O arcebispo dom José Cardoso Sobrinho é um prelado cioso de sua autoridade. À frente da Arquidiocese de Olinda e Recife desde 1985, ele já destituiu vários padres, fechou instituições fundadas pelo antecessor e chamou a polícia para proteger o palácio episcopal de fiéis.
Sucessor do venerando arcebispo dom Hélder Câmara, Dom Sobrinho chegou a pedir que a prefeita de Olinda, Luciana Santos, se retirasse da fila da comunhão por pertencer a um “partido ateu”, o PCdoB. Recentemente, depois de consultar o arcebispo, a Congregação para a Doutrina da Fé (ex-Santo Ofício) condenou o padre Edwaldo Gomes a três meses de suspensão e a uma retratação pública por ele ter concelebrado uma missa com bispos anglicanos – o que é proibido pelo Direito Canônico.
Essas decisões do arcebispo são polêmicas e até impopulares, mas elas não podem ser contestadas. A Igreja Católica tem suas regras e uma hierarquia estabelecida e quem se filia a ela tem a obrigação de obedecê-las, goste ou não.
O problema começa quando o clero católico se acha no direito de impor seus pontos de vista à população como um todo, ignorando o caráter laico do Estado, consagrado desde a primeira Constituição republicana, de 1891.
Sobrinho ameaçou os fiéis de seu rebanho com excomunhão caso tomassem a pílula do dia seguinte que a Prefeitura do Recife vai distribuir durante o Carnaval. Na lógica escolástica do arcebispo, a pílula estimula a prática do sexo e até mesmo o aborto. “É um pecado grave. Quem pratica o aborto está matando, destruindo a vida de pessoas inocentes. A Igreja Católica pune essa prática com a excomunhão”, disse o prelado, como se vivesse nos tempos de Torquemada, o grande inquisidor espanhol do século XV.
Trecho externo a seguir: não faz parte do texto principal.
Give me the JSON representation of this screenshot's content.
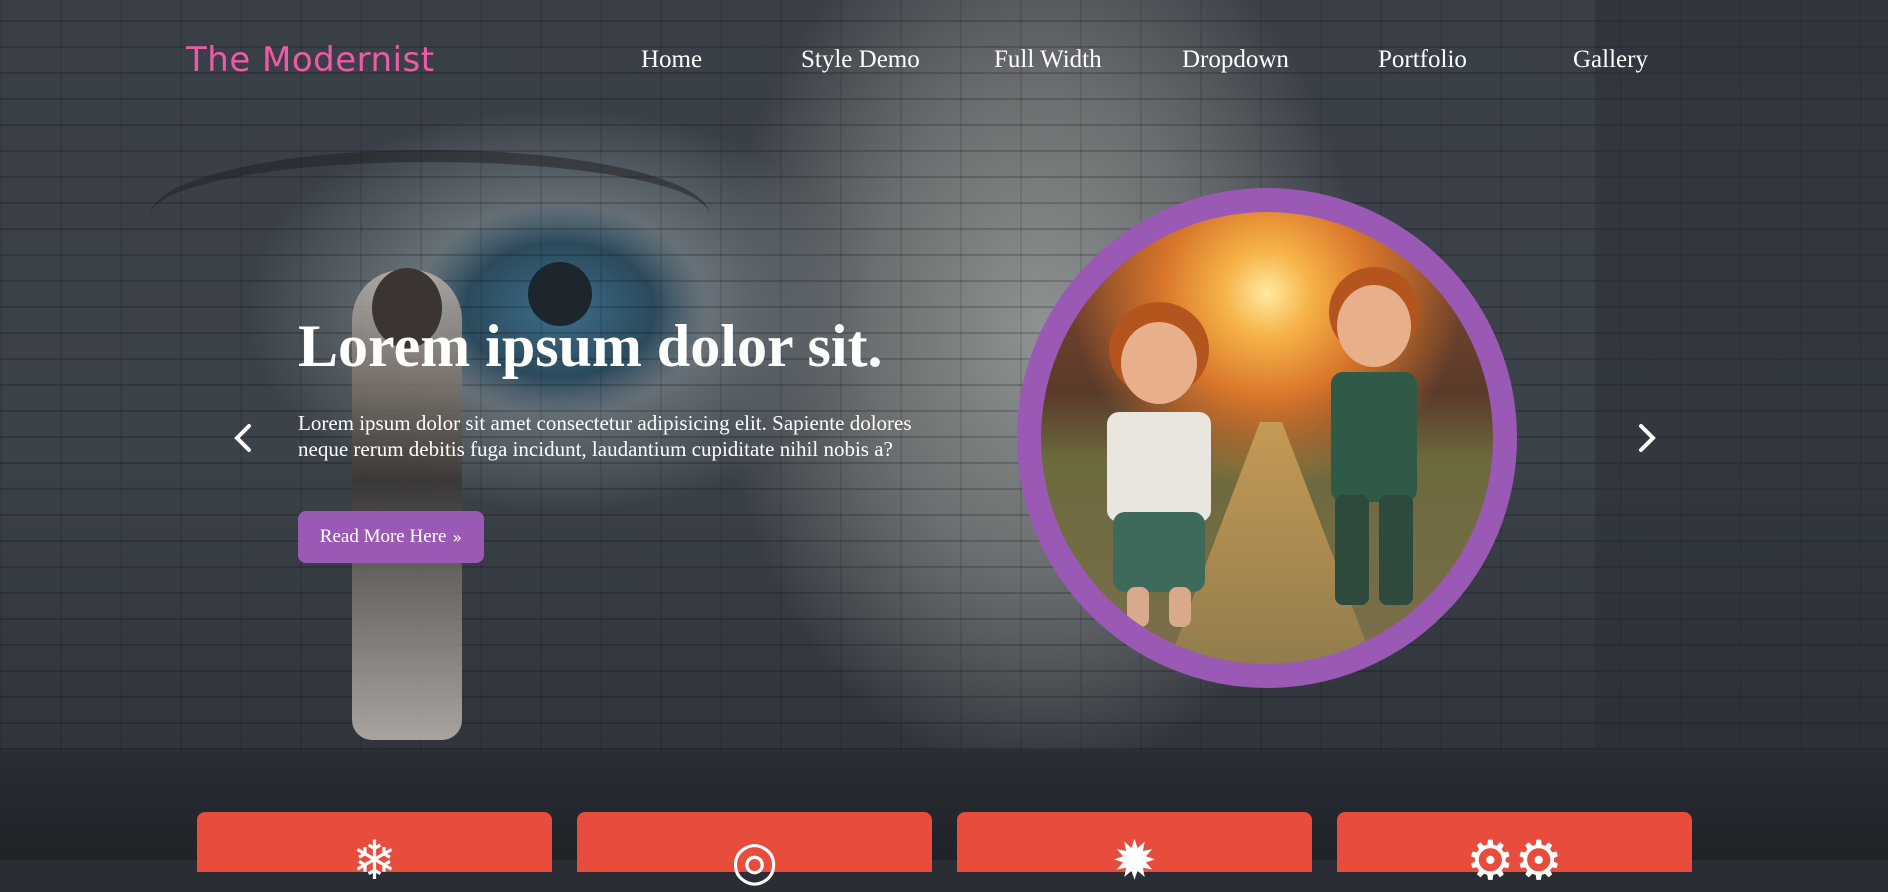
{
  "site": {
    "logo": "The Modernist"
  },
  "nav": {
    "items": [
      {
        "label": "Home"
      },
      {
        "label": "Style Demo"
      },
      {
        "label": "Full Width"
      },
      {
        "label": "Dropdown"
      },
      {
        "label": "Portfolio"
      },
      {
        "label": "Gallery"
      }
    ]
  },
  "slider": {
    "prev_icon": "chevron-left-icon",
    "next_icon": "chevron-right-icon",
    "title": "Lorem ipsum dolor sit.",
    "description": "Lorem ipsum dolor sit amet consectetur adipisicing elit. Sapiente dolores neque rerum debitis fuga incidunt, laudantium cupiditate nihil nobis a?",
    "button_label": "Read More Here",
    "button_icon": "double-chevron-right-icon"
  },
  "features": {
    "cards": [
      {
        "icon": "snowflake-icon"
      },
      {
        "icon": "target-icon"
      },
      {
        "icon": "sun-icon"
      },
      {
        "icon": "gears-icon"
      }
    ]
  },
  "colors": {
    "logo": "#ef5aa7",
    "accent_purple": "#9b59b6",
    "card_red": "#e74c3c"
  }
}
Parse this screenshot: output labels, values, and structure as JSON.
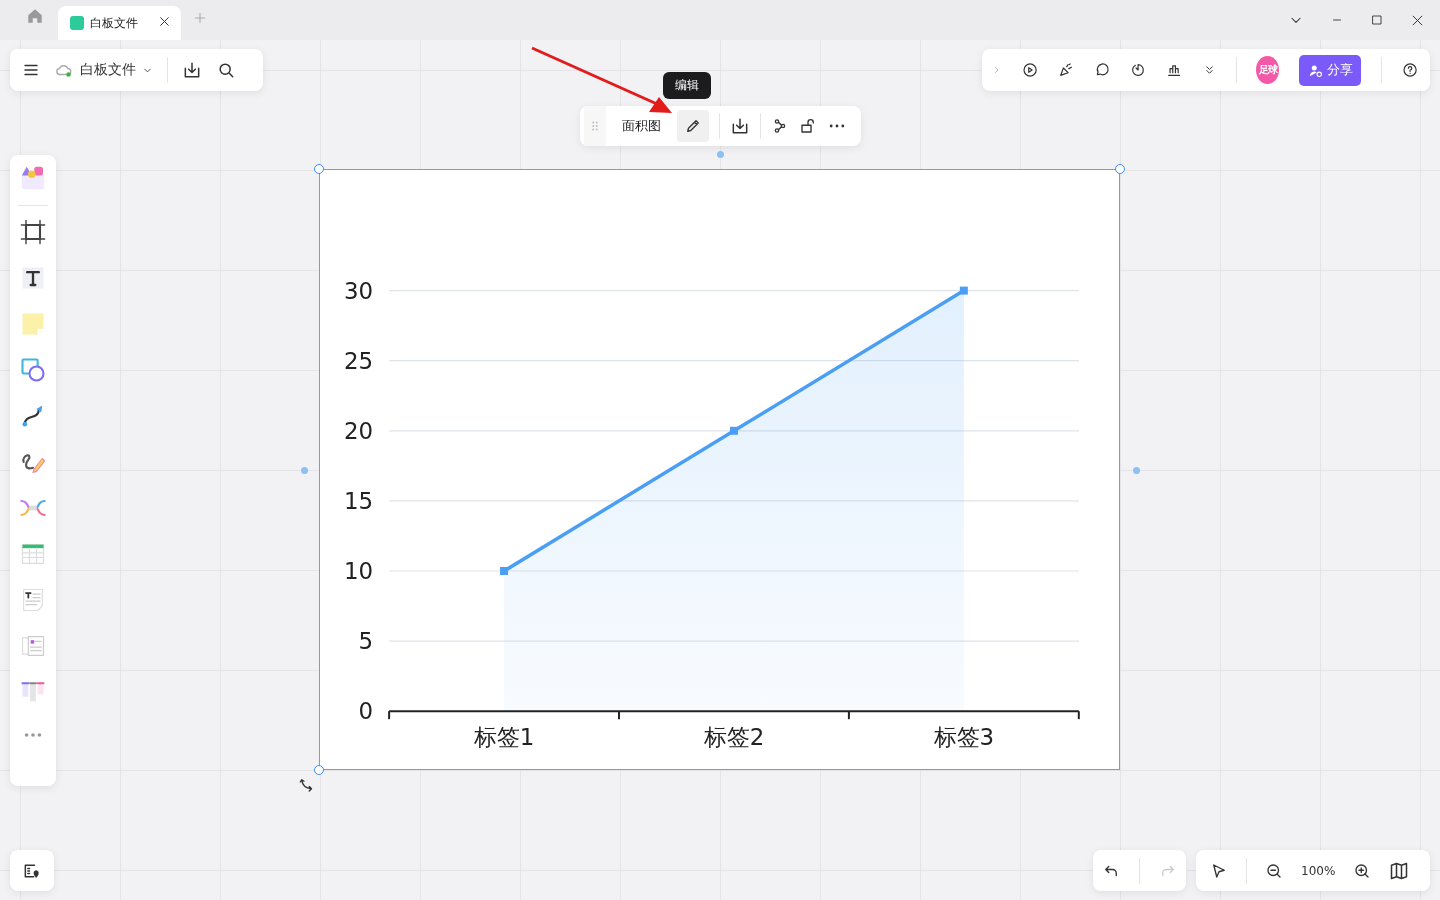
{
  "titlebar": {
    "tabs": [
      {
        "label": "白板文件",
        "selected": true
      }
    ]
  },
  "file_toolbar": {
    "file_name": "白板文件"
  },
  "top_right_toolbar": {
    "avatar": "足球",
    "share_button": "分享"
  },
  "selection_toolbar": {
    "type_label": "面积图",
    "tooltip": "编辑"
  },
  "chart": {
    "chart_data": {
      "type": "area",
      "categories": [
        "标签1",
        "标签2",
        "标签3"
      ],
      "series": [
        {
          "color": "#4a9ff5",
          "values": [
            10,
            20,
            30
          ]
        }
      ],
      "grid": true,
      "ylim": [
        0,
        30
      ],
      "yticks": [
        0,
        5,
        10,
        15,
        20,
        25,
        30
      ]
    }
  },
  "zoom_toolbar": {
    "zoom": "100%"
  }
}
A coisa pegou fogo quando o ministro da Saúde, José Gomes Temporão, criticou a decisão da Igreja de recorrer à Justiça para barrar a medida. “É uma questão de saúde pública, não religiosa. A Igreja cada vez mais se afasta dos jovens com esse tipo de postura.” “Estamos dando continuidade a uma política de prevenção da saúde sexual e reprodutiva da mulher”, disse à revista ISTOÉ Tereza Campos, secretária de Saúde do Recife.
O arcebispo não deixou por menos: “Eles é que estão corrompendo a juventude. Quem faz mal para os jovens é quem está difundindo o mal, induzindo os jovens a praticar sexo à vontade, gastando dinheiro para eles usarem camisinha, violando a lei de Deus.”
Na terça-feira 29 de janeiro, o Ministério Público Estadual deu parecer favorável à prefeitura. Assim, nem sequer haverá processo para julgar. O arcebispo pode agora, se quiser, excomungar seus fiéis, mas espera-se que se curve à lei. Sim, porque ele chegou a dizer que “a lei de Deus está acima de qualquer lei humana”. Só numa teocracia; num Estado laico, não. O prelado buscou a lei para defender as opiniões da Igreja – ou melhor, para tentar impô-las a todos. Melhor assim, mas é bom lembrar que é o mesmo expediente dos radicais islâmicos da Europa, que não aceitam os valores seculares das sociedades ocidentais, mas se valem deles para exigir tolerância com seus preconceitos. Procurado por ISTOÉ, dom Sobrinho, através de sua assessoria, não deu resposta.